Experiment 5 employed the exact same conditions as Experiment 4, but in a live, puppet theater setting, with no instructions. We aimed to exclude the possibility that the video presentation (and its monotony) produced the null-effect in Experiment 4, instead of the lack of instructions. More importantly, we sought to run an exact replication of the infant study with adults, therefore, we carried out the exact same procedures as Forgács et al.13, where no instructions were provided, except that we provide no instructions because it is a replication of an infant study.

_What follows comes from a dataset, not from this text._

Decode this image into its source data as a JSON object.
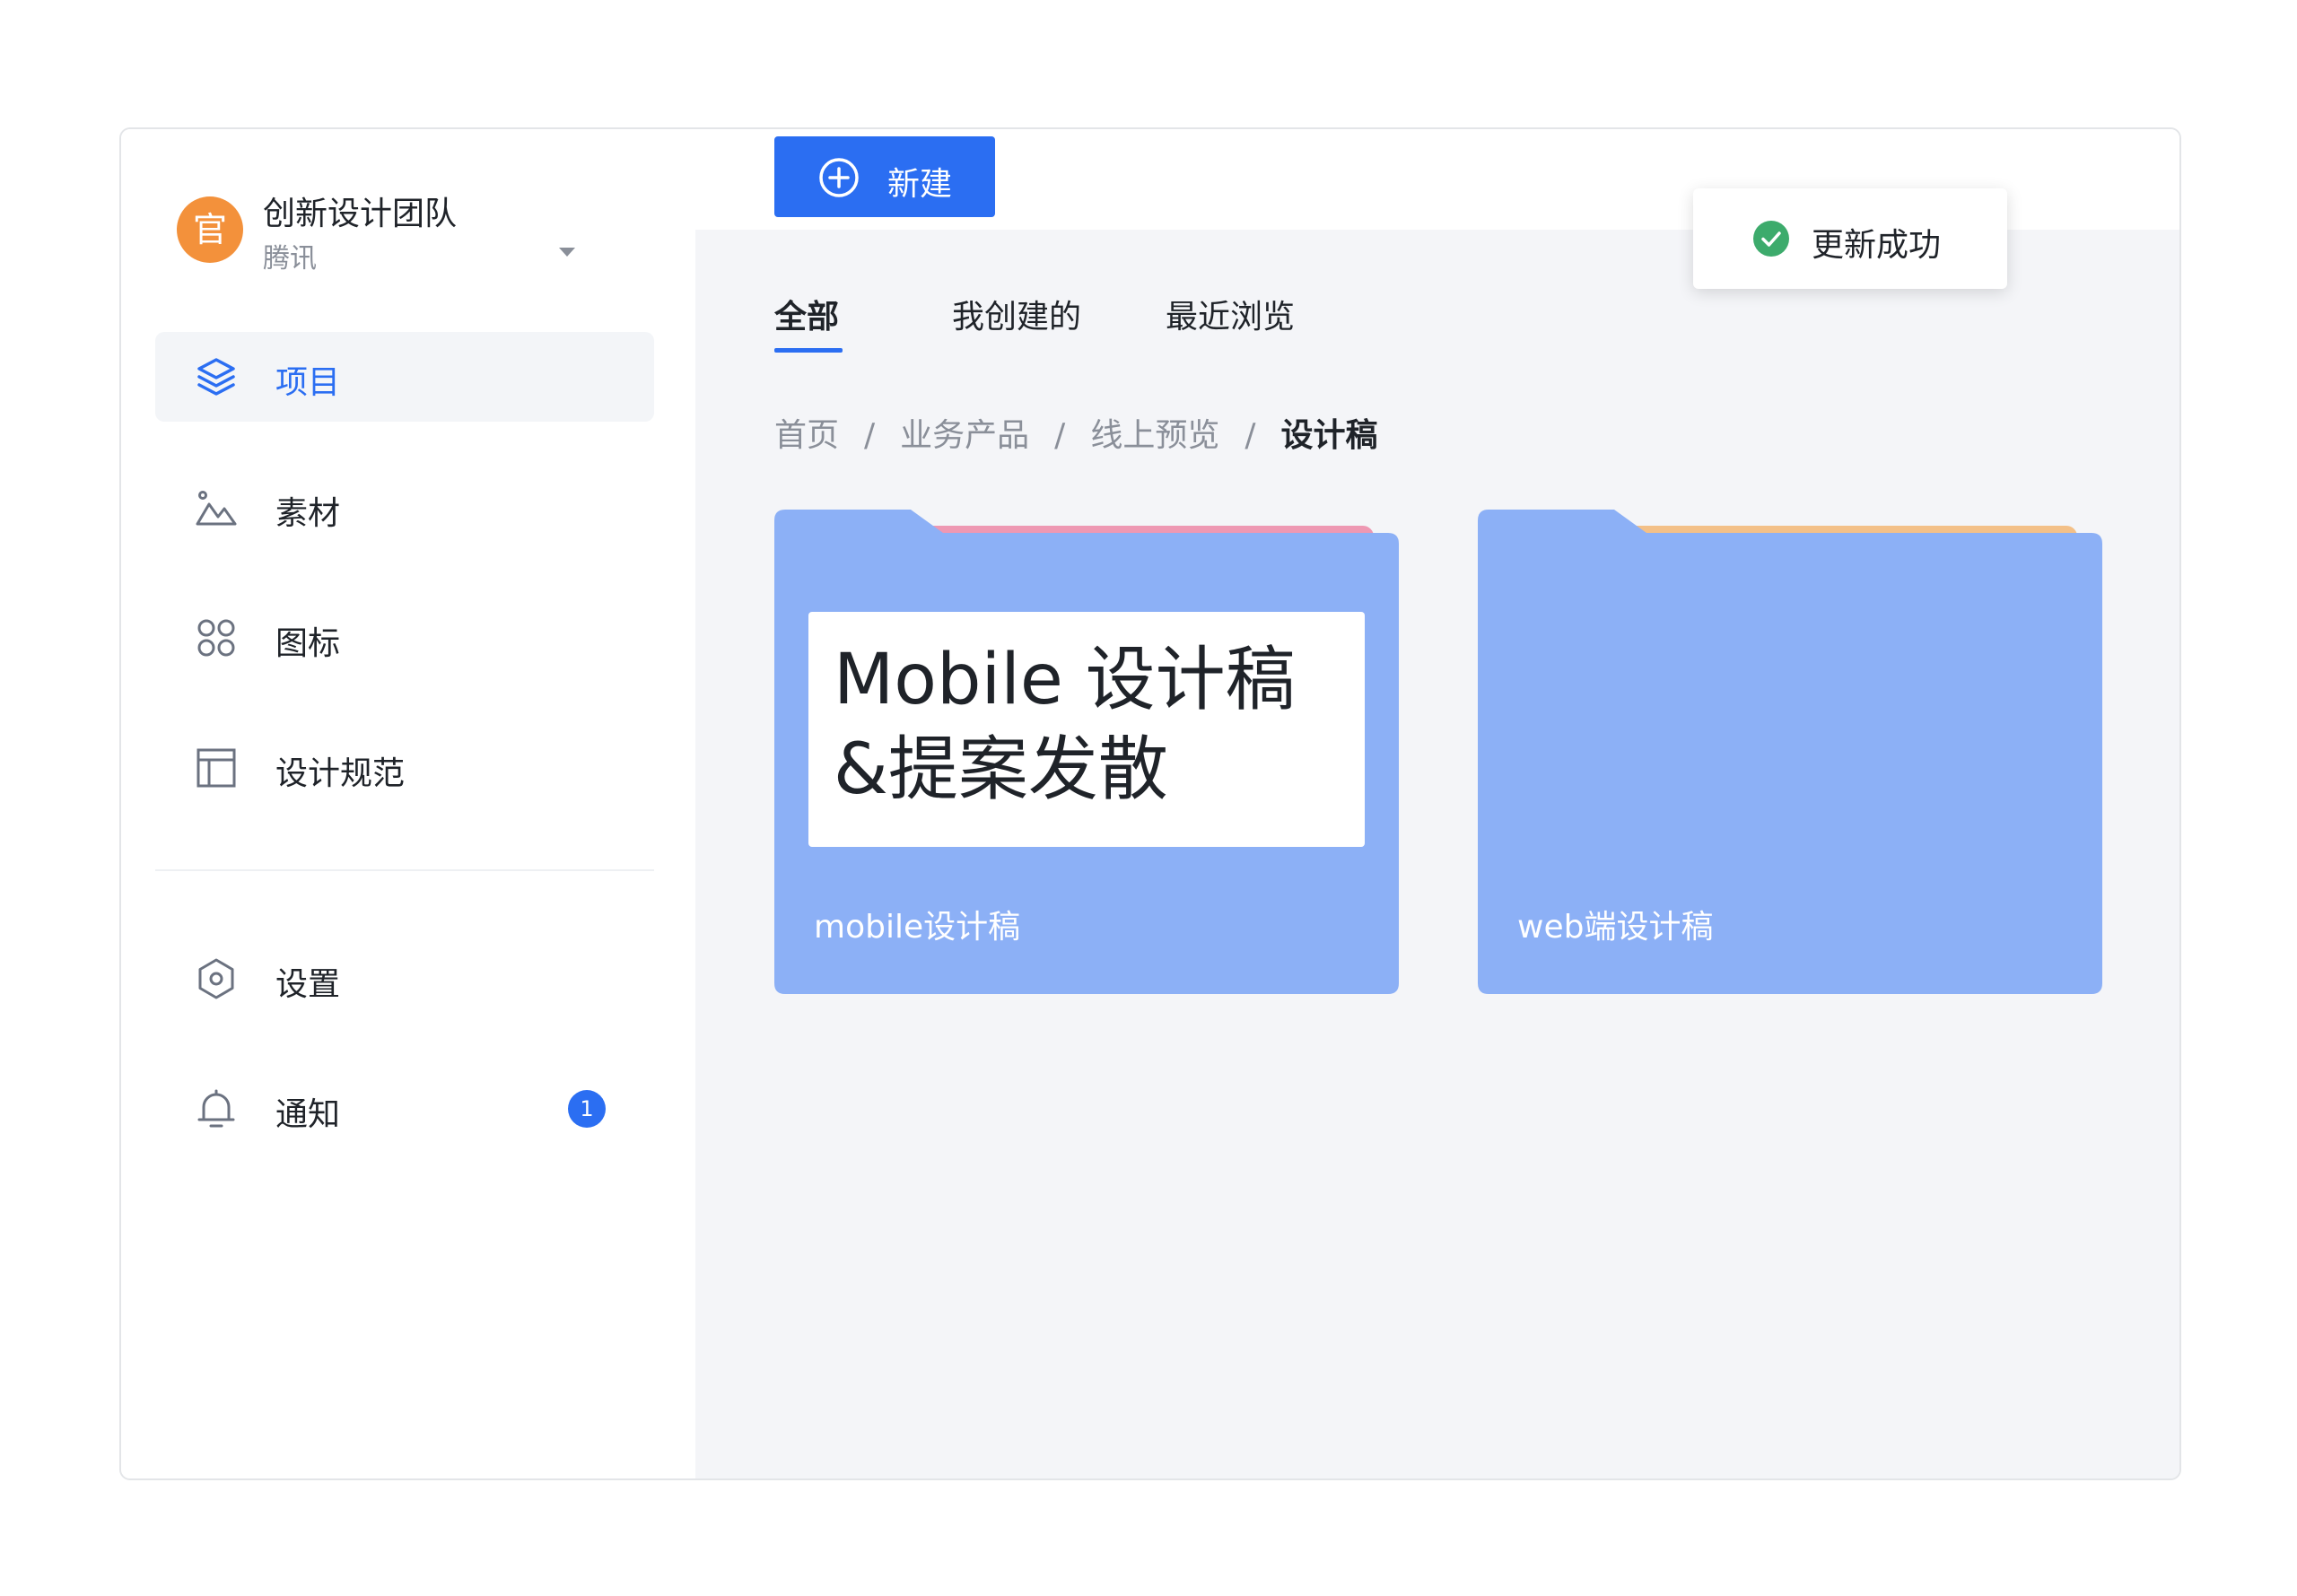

Seventeen adults participated in Experiment 5. Results are shown in Fig. 3. A one-way ANOVA with Condition as the within-subject factor revealed a significant effect over the centroparietal ROI in the N400 time window, F(2, 32) = 8.47, p = 0.001, ηp2 = 0.35, 90% CI [0.01, 0.35]. Pairwise comparisons showed a significant typical N400, t(16) = 3.18, p = 0.006, 95% CI [0.25 µV, 1.24 µV], Hedges’ gav = 0.37, between the Incongruent-Both and Congruent-Both conditions, but no amplitude difference for the social N400, between the Incongruent-Other and Congruent-Both conditions, t(16) = –1.23, p = 0.24, 95% CI [–0.74 µV, 0.20 µV], Hedges’ gav = 0.17. In the 600–800 ms time window over the frontal ROI, Condition was significant F(2, 32) = 6.03, p < 0.006, 90% CI [0.05 µV, 0.43 µV], ηp2 = 0.27. The difference between the Incongruent-Both and Congruent-Both conditions was significant, t(1, 16) = 3.00, p < 0.008, 95% CI [0.44 µV, 2.56 µV], Hedges’ gav = 0.79, but not between the Incongruent-Other and Congruent-Both conditions (p = 0.61). Thus, adults did not produce a social N400 effect in this paradigm either, and a late frontal negativity again accompanied only a typical N400.

Taken together, the results of Experiments 3–5 demonstrate that the social N400, when investigated in a false belief situation proper13, not by an information asymmetry paradigm10,11,12, can be evoked only using explicit instructions. There is a contrast between these two approaches because the social N400 was evoked in Jouravlev et al.’s10 study both with and without instructions to follow specifically the comprehension of a confederate, whereas in our false belief setting it showed up spontaneously in infants, but in adults only when they received explicit instructions to follow the comprehension of the Observer. Table 1 summarizes the predicted and obtained results of all five experiments.

Table 1 Summary of expected and observed results in all five experiments.


We investigated the cognitive processes underlying the social N400 to answer in a novel way the question whether the social N400 reflect purely semantic processes or may indicate mentalistic computations involving the semantic system. We found that when linguistic comprehension could or should have been attributed to another person, the N400, traditionally associated with individual semantic comprehension, is sensitive to social presence and computes linguistic false beliefs in communicative situations. Specifically, the N400 response was evoked by experimental manipulations of mentalistic attributions of beliefs and language comprehension in paradigms that should not have influenced it. These results raise the possibility that the semantic system might be working in a profoundly mentalistic manner when it comes to inferring and anchoring linguistic meaning as intended.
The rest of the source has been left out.